Le potentiel positif de la sim’ha est mis en évidence par l’interprétation du Maguid de Mézeritch1 de l’enseignement des Pirkei Avot2 : « Sache ce qui est au-dessus de toi ». Littéralement, la Michna nous apprend à être toujours conscients que, de manière allégorique, il existe dans les royaumes spirituels un œil qui voit tout ce que nous faisons, une oreille qui entend tout ce que nous disons et une main qui consigne tout ce qui se passe.
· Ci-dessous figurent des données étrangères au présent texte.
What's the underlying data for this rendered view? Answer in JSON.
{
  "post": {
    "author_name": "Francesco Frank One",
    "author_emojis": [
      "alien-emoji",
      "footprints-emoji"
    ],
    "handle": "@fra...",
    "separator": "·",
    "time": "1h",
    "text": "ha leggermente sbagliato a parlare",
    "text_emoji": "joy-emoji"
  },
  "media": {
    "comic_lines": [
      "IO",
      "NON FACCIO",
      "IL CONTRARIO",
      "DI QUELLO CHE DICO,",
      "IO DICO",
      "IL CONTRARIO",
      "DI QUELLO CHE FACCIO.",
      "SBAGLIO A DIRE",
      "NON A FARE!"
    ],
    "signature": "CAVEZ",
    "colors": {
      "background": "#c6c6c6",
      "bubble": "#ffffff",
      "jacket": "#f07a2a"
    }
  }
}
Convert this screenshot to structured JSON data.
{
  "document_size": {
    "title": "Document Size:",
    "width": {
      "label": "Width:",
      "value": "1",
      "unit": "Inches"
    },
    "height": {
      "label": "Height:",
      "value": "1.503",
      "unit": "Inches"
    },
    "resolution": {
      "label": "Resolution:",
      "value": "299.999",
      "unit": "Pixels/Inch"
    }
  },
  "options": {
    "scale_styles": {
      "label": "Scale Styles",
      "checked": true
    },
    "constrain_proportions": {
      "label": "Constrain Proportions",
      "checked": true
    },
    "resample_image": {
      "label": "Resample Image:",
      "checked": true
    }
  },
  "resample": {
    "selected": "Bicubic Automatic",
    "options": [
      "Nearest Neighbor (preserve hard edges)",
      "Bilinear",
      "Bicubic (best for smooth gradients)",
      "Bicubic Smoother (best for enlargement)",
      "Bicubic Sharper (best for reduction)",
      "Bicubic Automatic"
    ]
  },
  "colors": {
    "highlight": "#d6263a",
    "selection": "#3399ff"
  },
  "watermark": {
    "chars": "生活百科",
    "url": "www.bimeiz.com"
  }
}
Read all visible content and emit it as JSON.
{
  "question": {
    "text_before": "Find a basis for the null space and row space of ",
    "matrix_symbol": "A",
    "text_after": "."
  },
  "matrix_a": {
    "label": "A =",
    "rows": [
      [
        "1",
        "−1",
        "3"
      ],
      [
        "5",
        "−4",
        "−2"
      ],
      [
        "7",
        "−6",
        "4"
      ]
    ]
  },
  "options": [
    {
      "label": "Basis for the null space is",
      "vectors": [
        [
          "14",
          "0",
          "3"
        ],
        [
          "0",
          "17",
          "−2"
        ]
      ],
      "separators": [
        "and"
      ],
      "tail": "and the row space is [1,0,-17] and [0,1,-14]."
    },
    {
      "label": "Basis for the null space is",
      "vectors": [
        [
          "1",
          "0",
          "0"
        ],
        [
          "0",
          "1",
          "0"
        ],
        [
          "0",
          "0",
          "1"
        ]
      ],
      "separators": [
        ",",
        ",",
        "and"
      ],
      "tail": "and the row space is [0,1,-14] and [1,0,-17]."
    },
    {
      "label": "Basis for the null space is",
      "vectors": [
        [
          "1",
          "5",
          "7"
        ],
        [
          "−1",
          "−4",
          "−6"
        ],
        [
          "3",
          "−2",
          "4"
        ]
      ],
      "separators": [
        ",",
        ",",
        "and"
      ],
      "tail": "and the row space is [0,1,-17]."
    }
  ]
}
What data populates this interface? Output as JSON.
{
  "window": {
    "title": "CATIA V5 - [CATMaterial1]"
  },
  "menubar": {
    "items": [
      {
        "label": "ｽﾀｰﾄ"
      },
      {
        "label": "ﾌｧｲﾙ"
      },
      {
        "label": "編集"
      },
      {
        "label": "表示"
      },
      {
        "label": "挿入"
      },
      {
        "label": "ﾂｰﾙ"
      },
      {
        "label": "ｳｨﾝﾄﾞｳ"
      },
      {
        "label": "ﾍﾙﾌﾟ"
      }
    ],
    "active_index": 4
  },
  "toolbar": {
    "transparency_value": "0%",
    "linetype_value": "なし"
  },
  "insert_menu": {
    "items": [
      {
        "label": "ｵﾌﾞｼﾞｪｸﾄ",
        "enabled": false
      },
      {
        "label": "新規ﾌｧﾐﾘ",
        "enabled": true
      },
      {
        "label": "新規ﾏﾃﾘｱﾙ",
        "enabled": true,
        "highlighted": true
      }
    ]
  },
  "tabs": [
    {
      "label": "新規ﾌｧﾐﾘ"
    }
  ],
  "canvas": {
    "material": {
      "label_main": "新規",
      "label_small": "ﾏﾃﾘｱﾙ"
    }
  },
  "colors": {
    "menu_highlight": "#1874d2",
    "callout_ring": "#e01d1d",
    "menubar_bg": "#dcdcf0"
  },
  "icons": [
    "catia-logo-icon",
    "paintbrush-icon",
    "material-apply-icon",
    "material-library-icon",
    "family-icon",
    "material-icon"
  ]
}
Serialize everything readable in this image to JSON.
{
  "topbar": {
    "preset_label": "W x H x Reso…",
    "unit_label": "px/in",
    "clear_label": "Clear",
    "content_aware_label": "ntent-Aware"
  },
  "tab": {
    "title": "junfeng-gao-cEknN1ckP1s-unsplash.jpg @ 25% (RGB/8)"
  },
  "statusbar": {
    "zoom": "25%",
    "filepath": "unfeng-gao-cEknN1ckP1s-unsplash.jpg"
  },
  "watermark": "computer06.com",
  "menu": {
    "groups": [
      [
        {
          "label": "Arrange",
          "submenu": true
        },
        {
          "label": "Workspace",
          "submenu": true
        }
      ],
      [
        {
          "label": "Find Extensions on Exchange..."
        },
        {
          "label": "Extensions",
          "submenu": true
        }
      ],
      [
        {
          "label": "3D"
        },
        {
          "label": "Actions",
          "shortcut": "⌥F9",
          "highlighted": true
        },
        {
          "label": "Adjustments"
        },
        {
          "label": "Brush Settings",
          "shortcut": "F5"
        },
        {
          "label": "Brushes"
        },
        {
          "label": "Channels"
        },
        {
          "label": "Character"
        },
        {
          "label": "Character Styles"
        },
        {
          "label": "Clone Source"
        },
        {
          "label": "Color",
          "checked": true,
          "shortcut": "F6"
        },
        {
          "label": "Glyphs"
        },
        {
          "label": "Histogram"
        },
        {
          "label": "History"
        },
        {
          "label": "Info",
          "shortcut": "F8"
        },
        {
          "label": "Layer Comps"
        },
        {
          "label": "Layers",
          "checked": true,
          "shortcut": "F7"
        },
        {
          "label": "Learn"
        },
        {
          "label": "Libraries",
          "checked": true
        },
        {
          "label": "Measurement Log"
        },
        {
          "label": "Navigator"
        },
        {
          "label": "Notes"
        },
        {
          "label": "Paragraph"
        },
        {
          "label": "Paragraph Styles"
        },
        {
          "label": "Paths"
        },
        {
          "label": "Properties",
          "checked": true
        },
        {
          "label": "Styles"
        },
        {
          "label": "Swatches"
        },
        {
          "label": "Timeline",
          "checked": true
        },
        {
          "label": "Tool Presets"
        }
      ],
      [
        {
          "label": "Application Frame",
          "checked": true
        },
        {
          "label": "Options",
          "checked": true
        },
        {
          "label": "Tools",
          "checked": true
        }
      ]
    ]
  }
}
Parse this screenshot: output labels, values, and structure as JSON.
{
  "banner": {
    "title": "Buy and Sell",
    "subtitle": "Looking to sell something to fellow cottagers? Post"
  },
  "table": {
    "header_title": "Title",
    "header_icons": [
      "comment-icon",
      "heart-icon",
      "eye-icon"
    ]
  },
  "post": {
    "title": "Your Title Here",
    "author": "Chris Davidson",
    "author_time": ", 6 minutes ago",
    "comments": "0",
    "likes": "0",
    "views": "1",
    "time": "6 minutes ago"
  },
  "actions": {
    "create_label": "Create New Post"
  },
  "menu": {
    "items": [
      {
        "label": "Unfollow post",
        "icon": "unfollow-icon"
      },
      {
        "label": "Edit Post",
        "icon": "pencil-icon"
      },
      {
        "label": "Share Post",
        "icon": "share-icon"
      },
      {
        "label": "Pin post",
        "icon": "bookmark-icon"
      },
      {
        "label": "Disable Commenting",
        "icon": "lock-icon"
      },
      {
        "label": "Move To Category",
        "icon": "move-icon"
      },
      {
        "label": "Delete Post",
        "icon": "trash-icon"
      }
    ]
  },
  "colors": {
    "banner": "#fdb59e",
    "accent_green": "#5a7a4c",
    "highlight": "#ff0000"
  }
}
Le Maguid de Mézeritch a étendu le sens de cet enseignement. Il disait : « Sache que tout ce qui est au-dessus », tout ce qui transpire dans le monde spirituel est « de toi », cela dépend de ta conduite. Chacun de nous influence ce qui se passe dans le monde spirituel. Ainsi, lorsqu’une personne est joyeuse, non seulement élève-t-elle le moral des gens qui l’entourent, mais elle génère également de la joie dans le monde spirituel.
Expliquons la dynamique à l’œuvre : l’un des concepts les plus fondamentaux abordés dans la Kabbale et dans la philosophie ‘hassidique est l’interrelation entre le monde spirituel et notre réalité matérielle. Le Zohar3 affirme que notre monde matériel est parallèle au monde spirituel. Il est comme un miroir qui reflète l’objet ou la personne se tenant devant lui. Lorsque l’on voit une personne bouger sa main dans le miroir, on a conscience qu’il se trouve devant le miroir une personne réelle qui bouge sa main. Même lorsque nous ne pouvons pas voir la personne elle-même, l’image dans le miroir est suffisante.
Des concepts similaires s’appliquent à l’interrelation entre le monde physique et le monde spirituel. Notre monde matériel reflète la réalité spirituelle. Tout ce qui se passe sur notre plan possède un parallèle intérieur et nous permet de comprendre les rouages de l’existence spirituelle. Même si nous ne sommes pas directement conscients de la réalité spirituelle, nous pouvons comprendre beaucoup de choses à son sujet à partir des parallèles que nous en voyons dans notre monde.
Ce concept a également une dimension plus profonde. Lorsque nous parlons d’un miroir et d’une personne, nous parlons de deux entités distinctes, sans rapport entre elles, l’une ne faisant que refléter l’autre. Mais en ce qui concerne le spirituel et le matériel, ce n’est pas que le monde spirituel soit une forme d’existence et le monde matériel une autre, que D.ieu aurait créés pour correspondre l’une à l’autre. Ils sont bien plus étroitement liés. Notre existence matérielle n’est en fait qu’une extension de l’existence spirituelle.
Nous ne disposons pas d’une analogie appropriée pour illustrer cela. L’un des exemples les plus proches que nous ayons est la relation entre l’âme et le corps. Nos Sages nous disent4 que tout comme l’âme remplit le corps, D.ieu remplit le monde. Par conséquent, si nous voulons mieux comprendre l’interaction entre D.ieu et le monde ou, en d’autres termes, entre le monde spirituel et le monde matériel, nous pouvons nous concentrer sur la relation entre le corps et l’âme, le gouf et la nechama.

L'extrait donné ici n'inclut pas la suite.